The idea here is that to build a foundation, one wishes to start with very
basic concepts that, to the best of our ability to determine, are
unproblematic, and that cannot be analyzed into even simpler and more
basic concepts. From these basic concepts, one builds up more complicated
concepts in a careful, step-by-step fashion, being alert to any additional
assumptions that are introduced.
This might just sound like the axiomatic method, but it's not quite the
same. Formalists are happy with a kind of axiomatic method, in which one
writes down any axioms one pleases, and explores their consequences. But
one of the fundamental features of mathematics is that we have a strong
pre-theoretic understanding of what constitutes "logically correct
reasoning," whereas a formalist is happy playing around with any syntactic
rules whatsoever, regardless of whether they bear any relationship to
"logically correct reasoning." Furthermore, as soon as they are presented
with some formal axiomatic system, mathematicians immediately want to ask
about the *meaning* or *interpretation* of the system. They also want to
know if the interpretation has anything to do with the mathematics that
they already know and love. Formalists have no answers to such questions;
indeed, many formalists insist that such questions are pointless or
senseless.
Even if one is not a formalist, there is still a difference between the
"axiomatic method" as broadly construed, and the step-by-step construction
of mathematics from maximally simple concepts. The distinction can be
illustrated by considering axioms for category theory, or for model
theory. Someone who proposes such axioms is motivated by actual
mathematical practice and has not just plucked an arbitrary axiomatic
system out of thin air. So far so good. But the point is that the
concept of a "category" or a "model" is complicated and sophisticated.

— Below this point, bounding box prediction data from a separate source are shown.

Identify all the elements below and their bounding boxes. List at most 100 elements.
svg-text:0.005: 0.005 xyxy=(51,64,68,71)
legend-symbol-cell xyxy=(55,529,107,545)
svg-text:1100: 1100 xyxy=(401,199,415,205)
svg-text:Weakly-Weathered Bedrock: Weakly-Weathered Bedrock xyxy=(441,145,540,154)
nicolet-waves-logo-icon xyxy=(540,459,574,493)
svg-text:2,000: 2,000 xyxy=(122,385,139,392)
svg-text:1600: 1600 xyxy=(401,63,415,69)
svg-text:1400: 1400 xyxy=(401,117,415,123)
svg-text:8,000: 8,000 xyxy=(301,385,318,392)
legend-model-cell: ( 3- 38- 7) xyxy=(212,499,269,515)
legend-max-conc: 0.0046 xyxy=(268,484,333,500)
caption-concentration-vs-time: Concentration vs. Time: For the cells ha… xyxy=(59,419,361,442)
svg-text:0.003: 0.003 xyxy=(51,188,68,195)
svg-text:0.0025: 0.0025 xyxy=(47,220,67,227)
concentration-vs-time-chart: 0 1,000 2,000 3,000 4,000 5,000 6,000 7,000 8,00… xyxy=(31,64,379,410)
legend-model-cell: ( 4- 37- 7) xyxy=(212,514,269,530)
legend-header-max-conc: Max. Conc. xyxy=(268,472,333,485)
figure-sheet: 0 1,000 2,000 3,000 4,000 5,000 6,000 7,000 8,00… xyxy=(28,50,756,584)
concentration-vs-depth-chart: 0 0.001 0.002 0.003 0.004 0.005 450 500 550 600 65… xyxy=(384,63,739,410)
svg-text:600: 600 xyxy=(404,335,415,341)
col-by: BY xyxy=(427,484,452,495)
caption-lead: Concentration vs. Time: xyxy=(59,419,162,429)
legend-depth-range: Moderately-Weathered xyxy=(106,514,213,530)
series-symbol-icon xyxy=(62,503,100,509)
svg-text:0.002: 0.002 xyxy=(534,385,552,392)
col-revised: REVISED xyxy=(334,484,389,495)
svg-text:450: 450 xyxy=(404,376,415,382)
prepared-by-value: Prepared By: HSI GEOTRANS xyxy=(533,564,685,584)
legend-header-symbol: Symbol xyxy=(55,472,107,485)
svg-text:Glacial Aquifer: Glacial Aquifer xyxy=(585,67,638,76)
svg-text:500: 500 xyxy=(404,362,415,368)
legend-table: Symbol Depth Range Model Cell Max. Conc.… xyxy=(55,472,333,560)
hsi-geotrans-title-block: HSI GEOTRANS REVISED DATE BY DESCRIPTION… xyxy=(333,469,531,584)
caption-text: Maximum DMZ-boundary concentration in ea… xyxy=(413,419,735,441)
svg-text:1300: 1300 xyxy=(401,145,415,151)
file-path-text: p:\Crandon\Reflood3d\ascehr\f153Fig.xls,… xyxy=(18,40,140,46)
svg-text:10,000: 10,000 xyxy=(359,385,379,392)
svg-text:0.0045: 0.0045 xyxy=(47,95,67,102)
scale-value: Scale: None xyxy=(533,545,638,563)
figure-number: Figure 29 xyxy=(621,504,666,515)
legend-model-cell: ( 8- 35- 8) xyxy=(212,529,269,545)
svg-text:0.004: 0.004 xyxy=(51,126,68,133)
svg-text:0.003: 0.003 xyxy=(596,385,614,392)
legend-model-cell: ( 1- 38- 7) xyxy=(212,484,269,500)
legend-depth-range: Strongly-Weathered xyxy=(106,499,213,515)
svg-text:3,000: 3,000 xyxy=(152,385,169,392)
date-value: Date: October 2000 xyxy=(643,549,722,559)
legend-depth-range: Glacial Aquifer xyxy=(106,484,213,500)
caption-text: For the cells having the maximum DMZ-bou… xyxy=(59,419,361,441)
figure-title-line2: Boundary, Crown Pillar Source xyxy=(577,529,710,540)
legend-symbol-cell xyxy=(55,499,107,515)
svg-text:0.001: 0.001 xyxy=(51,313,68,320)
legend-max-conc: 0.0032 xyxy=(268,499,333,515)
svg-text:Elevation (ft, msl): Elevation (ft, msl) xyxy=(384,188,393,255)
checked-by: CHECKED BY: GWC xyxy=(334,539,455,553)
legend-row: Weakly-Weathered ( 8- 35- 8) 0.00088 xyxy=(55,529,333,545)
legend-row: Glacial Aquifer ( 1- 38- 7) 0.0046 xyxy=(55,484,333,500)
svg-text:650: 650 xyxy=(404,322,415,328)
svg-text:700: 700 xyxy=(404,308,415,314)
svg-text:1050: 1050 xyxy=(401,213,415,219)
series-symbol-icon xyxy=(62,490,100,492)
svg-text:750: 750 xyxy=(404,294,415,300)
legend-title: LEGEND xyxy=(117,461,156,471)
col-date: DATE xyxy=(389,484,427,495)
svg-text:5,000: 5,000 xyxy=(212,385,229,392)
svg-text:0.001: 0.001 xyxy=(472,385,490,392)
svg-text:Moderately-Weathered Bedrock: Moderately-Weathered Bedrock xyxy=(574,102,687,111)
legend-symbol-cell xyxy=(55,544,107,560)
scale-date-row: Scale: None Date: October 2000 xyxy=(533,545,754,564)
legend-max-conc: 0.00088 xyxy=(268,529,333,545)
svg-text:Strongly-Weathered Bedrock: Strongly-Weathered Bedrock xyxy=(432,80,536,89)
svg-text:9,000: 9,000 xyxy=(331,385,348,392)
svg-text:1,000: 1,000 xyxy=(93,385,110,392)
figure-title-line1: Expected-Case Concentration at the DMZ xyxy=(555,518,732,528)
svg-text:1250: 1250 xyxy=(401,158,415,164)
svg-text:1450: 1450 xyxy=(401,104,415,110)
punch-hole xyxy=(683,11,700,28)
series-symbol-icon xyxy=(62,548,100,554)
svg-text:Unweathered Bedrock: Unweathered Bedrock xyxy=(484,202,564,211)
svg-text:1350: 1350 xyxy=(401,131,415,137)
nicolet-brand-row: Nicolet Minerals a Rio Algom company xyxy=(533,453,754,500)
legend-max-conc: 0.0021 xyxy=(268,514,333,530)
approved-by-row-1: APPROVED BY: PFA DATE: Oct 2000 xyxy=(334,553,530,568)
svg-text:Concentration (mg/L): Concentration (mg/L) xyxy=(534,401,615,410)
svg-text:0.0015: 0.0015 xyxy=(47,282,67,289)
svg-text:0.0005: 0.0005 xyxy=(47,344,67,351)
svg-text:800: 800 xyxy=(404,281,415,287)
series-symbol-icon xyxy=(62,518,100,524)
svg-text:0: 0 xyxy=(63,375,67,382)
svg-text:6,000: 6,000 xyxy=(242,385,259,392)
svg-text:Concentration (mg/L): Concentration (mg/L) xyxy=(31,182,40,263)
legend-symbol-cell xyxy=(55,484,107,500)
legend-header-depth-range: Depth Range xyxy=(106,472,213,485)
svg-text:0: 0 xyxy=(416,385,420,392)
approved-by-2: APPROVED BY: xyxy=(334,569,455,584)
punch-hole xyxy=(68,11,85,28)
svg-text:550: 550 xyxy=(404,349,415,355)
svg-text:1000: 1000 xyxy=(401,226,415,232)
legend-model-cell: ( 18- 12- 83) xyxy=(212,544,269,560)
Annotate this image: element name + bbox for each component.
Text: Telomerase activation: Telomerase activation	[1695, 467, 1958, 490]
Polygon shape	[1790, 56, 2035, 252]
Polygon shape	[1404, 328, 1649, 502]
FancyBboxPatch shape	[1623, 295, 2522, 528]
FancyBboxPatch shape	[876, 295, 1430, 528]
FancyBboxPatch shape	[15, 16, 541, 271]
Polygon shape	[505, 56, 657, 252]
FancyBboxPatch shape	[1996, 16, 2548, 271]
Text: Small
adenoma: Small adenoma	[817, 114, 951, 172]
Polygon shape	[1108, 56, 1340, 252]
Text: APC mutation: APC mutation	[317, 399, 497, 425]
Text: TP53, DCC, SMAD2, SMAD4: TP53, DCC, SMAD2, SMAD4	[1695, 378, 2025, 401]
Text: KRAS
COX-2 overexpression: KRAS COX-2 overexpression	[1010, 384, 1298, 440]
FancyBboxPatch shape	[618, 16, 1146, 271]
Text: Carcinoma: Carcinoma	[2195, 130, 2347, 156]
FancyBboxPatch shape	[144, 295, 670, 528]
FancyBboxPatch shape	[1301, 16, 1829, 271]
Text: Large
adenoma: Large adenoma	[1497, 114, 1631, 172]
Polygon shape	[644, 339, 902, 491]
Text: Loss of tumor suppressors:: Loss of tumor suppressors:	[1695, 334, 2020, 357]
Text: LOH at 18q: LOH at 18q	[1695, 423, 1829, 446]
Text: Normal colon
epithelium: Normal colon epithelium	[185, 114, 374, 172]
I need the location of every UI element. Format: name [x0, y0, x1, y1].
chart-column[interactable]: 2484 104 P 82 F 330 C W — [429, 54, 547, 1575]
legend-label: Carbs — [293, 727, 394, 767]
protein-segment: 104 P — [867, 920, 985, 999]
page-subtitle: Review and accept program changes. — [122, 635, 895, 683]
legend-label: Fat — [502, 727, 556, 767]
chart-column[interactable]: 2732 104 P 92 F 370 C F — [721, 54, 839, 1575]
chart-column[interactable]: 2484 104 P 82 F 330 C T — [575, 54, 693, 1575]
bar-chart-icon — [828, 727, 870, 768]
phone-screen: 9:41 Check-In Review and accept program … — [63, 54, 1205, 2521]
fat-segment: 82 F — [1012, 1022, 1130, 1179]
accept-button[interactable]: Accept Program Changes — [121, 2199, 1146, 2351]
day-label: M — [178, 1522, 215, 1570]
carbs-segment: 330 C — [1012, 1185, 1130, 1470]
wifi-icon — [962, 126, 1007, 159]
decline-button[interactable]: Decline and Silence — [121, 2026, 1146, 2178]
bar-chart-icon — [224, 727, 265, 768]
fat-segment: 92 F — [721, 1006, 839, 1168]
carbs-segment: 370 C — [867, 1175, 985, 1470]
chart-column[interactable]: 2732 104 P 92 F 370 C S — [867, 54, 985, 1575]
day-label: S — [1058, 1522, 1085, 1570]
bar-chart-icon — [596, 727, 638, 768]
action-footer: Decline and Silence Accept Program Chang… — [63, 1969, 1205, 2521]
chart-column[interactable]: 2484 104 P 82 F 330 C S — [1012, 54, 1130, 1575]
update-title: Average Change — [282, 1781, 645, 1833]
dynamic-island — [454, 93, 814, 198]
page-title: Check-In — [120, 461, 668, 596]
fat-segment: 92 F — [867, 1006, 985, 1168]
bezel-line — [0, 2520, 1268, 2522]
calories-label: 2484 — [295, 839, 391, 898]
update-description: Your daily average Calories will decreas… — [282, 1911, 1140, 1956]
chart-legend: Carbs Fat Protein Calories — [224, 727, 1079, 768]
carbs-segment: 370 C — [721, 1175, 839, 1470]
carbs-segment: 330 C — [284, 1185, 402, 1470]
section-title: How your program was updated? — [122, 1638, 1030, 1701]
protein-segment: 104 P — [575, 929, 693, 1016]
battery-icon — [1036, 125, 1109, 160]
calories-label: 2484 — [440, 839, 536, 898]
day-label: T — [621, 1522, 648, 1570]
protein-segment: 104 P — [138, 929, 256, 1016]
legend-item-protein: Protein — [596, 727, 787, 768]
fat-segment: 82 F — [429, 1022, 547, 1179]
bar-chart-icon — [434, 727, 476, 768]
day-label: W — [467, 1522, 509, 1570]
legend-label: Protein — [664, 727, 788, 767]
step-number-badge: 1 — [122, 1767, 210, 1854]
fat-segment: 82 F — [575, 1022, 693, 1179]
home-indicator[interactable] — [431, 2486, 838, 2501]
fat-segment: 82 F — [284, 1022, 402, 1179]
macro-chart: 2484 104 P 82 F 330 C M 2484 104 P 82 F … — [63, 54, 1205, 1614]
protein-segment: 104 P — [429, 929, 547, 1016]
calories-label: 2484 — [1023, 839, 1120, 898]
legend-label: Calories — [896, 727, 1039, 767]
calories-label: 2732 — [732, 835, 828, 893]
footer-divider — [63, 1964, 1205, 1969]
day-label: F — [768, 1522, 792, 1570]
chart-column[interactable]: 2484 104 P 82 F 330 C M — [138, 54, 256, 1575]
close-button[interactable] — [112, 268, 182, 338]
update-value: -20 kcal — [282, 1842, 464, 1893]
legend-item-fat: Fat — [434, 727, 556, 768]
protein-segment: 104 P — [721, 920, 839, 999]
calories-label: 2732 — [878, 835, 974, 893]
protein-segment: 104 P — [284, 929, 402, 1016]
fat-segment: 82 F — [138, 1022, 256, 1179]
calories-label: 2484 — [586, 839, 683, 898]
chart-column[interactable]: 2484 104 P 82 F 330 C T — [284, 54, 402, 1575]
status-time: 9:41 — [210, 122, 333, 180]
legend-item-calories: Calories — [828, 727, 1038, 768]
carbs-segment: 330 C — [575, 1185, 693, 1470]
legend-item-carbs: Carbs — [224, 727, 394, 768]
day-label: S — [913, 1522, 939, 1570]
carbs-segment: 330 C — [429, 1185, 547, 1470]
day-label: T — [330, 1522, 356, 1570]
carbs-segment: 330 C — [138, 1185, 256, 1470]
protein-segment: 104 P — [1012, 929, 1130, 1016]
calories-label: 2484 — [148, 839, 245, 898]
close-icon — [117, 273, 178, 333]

We do not expect elementary school students to understand what a category
is or what a model is. If an undergraduate student asks what a category
is or what a model is, we do not respond by saying that the concept is so
simple that we can barely think of a way to describe it in terms of
anything else. For categories, we launch into a short lecture giving
examples of categories, with the examples themselves requiring rather
sophisticated concepts to grasp. For models, we launch into a short
lecture about formal languages and interpretations. The fact that we have
written down some formal axioms for categories or models is not adequate
from a foundational point of view, unless we are willing to fall back on
the formalist dodge of saying that we don't care what the axioms "mean,"
and insisting that our foundations are adequate as long as we know how to
play the formal game. If our explanation of what the axioms are supposed
to mean relies on concepts that need to be explained in terms of more
basic concepts, then we're sort of cheating, at least as far as the
project of building the foundations of mathematics is concerned; we're
"taking as primitive" something that every sophisticate knows (wink, wink,
nod, nod) to be far from being primitive in reality.
In short, a "philosophically coherent" development of f.o.m. (a la
Friedman) is supposed to be a development that builds up the entire
conceptual structure of mathematics from the most basic concepts possible.
It is not enough to formally mimic existing mathematical practice while
punting on the hard work of analyzing compound concepts in terms of atomic
ones.
As an aside, when Friedman complains of "incoherence" he just means that
something fails to be coherent in the above sense, and he doesn't
necessarily mean that it is nonsensical or contradictory.